The trains are starting up again and he doesn’t know what to do. Rumbling and rattling, shivering through his bones. The ache that’s been there since that day . Dad should be back from R&R already. Should be but he isn’t, like a lot of other things that aren’t.
Perhaps a lucky bird will guide him, but the sky’s as still and flat as always. Time’s past needing birds to help him. Kanye knows what has to happen next. He waits a while, then stands and tucks the Smith & Wesson into his dacks, picks up some stuff salvaged from his dad’s office. Loads his pack, climbs down to the prison gate, gulps good air before letting himself inside.
Not much light in the passageway. Ignores flies buzzing on dead things in locked cells. Finds his cash cow hugging her knees in a single shaft of dusty light.
“Brung you some food.”
She’s not half as old as he first thought.
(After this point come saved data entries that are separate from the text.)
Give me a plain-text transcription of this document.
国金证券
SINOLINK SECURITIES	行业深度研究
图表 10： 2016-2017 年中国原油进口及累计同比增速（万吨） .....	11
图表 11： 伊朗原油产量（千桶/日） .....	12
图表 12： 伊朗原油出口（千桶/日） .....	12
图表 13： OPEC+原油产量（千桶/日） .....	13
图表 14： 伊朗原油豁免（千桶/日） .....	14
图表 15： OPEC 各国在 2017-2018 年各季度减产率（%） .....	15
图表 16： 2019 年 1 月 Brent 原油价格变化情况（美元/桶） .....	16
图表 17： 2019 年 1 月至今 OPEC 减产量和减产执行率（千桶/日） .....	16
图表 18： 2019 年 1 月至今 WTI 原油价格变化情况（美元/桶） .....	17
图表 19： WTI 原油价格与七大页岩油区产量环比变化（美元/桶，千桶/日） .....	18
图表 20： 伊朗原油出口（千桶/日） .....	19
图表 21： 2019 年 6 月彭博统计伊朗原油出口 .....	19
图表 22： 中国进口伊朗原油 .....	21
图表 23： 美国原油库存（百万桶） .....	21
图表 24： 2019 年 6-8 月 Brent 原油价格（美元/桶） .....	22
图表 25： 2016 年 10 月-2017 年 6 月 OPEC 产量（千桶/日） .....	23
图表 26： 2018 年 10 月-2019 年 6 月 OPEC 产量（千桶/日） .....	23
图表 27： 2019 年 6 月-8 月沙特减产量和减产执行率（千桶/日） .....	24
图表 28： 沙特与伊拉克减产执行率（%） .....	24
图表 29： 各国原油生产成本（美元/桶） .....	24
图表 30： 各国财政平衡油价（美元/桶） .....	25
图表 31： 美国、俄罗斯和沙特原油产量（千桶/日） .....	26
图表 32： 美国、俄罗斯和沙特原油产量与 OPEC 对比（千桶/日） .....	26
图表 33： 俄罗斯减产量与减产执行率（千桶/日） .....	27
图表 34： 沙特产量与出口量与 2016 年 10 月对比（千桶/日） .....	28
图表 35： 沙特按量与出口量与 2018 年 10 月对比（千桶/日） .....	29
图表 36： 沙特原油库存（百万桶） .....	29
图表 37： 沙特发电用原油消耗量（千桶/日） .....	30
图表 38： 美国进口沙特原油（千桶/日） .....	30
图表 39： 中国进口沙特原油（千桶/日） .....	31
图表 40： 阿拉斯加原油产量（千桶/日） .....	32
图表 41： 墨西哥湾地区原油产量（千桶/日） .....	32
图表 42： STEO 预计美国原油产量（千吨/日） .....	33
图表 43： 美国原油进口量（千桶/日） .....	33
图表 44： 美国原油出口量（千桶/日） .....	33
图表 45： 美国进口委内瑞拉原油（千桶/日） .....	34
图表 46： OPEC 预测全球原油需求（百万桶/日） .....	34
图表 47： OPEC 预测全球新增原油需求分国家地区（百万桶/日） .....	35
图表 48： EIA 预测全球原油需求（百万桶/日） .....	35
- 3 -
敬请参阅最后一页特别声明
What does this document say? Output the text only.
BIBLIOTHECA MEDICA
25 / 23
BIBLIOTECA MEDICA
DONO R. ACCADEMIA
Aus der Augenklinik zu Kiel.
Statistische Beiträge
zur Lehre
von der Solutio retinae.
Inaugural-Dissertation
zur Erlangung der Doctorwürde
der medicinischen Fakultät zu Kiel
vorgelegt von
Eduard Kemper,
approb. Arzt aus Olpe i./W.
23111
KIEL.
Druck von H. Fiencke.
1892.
Grunts as she rips the MRE in half and scoops mush into her mouth with both her hands. Like she expects him to change his mind. Like she isn’t taking any chances.
Random crashing from outside and bullets plink against BigZig’s cubed sides.
Fucken tools have started up again.
The woman licks the last smear from the plastic pack and belches.
“You saved my life,” she tells him. “And I’m grateful. Really grateful. You have no idea—you really don’t.”
Kanye sits, placing the gun just beyond the reach of her rusty chain. So she knows he’ll use it if he has to.
“Nice boots,” she says.
Kanye sits a little straighter. Black crocodile-belly boots cost more than sacks of marijuana. Only worn when he needs extra luck.
“They’re all dead, aren’t they? The other prisoners,” she says.
“Not much value in them,” he says, scratching his scabby arms. “Not like you. Slate reckons you’re worth heaps.”